3. Aside from the recipe schema, write your recipe posts without regard for SEO. Your main goal is to create a piece of content that serves the need of the user searching for the recipe. Focusing on SEO at this point oftentimes take away from this goal (besides, this is Minimalist SEO, we do the optimization later).
4. Publish your post and request indexing using Google Search Console.
Once the recipe has been published you can now go ahead and build up your topical authority by creating content that supports your recipe.
1. Go back to Google and again do a search for your recipe (not the long tail version).
2. Locate the People Also Ask section and write down all the questions that are relevant to your recipe.
3. Select 4-5 of these questions and create a blog post around each question
4. Publish each of these posts and request indexing using Google Search Console
By linking all these articles together you will be creating a content silo. This will allow your topical authority articles to support your main recipe post.
1. Within each of the topical authority articles, create a link to your main recipe post
2. Have the main recipe post link to just 1 of the topical authority pieces
3. Create internal links within the topical authority posts to each other. There will be 2 sets of links created:
4. Each post will now link to each other and you should be able to get to each post by clicking from post to post.
Once your pages have been indexed, Google Search Console will show you what keywords your content ranks for. This is why we avoided using keyword tools. Instead, we let Google determine what keywords the content should rank for.
1. Open Google Search Console and look at the Performance tab.

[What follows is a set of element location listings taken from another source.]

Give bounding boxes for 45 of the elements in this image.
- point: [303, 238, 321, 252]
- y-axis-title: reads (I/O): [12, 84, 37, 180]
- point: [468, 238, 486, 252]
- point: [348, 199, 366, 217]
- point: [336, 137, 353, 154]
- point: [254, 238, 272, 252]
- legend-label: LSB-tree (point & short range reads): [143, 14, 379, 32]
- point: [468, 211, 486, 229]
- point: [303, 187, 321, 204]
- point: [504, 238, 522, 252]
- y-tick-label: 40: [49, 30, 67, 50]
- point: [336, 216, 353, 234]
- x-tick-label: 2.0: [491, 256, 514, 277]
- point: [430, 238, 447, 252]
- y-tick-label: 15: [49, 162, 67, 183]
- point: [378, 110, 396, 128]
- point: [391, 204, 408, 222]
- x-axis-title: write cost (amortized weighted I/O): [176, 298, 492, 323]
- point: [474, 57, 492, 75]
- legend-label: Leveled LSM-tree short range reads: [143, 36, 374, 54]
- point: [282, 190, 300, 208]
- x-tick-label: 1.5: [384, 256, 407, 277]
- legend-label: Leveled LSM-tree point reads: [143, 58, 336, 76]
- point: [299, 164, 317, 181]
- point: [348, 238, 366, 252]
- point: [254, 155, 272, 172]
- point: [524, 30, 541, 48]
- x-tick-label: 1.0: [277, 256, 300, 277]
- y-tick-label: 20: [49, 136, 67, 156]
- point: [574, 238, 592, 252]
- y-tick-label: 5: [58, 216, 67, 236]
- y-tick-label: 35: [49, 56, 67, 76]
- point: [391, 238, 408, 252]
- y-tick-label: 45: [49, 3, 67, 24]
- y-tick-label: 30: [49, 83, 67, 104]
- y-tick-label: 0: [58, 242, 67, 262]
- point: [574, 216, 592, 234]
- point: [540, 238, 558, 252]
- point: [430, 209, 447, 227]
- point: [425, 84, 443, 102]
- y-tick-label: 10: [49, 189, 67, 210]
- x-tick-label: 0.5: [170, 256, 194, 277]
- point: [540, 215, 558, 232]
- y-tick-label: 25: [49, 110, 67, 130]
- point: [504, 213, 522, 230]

2. Filter by page to see the pages created in the above steps
3. Select one of the posts and then look at the queries tab
4. On this tab you will see all the keyword that your post ranks for
5. Select the most appropriate keyword to be your main target keyword
6. Go to your post and complete basic On Page SEO optimization by having the keyword in the following places:
The final step is to start sharing your content. The more traffic you get, the more likely you are to earn a link to your content. If it’s within your skillset you can start a link building outreach campaign. Based on the tactics we’ve used above, simply sharing your content at this stage will allow you to gradually climb the search results.
I recommend promoting your content in places where people are actively searching.
Once you have completed your recipe post, plus its support articles and then promoted, its time to start all over again with a new recipe.
If you keep repeating this cycle, you will see results. You may not see them right away, but you will see them – I guarantee.
SEO is a patience game, but if you set the ground work as described in this article, over time you will start to see a snowball effect of traffic and visitors to your food blog.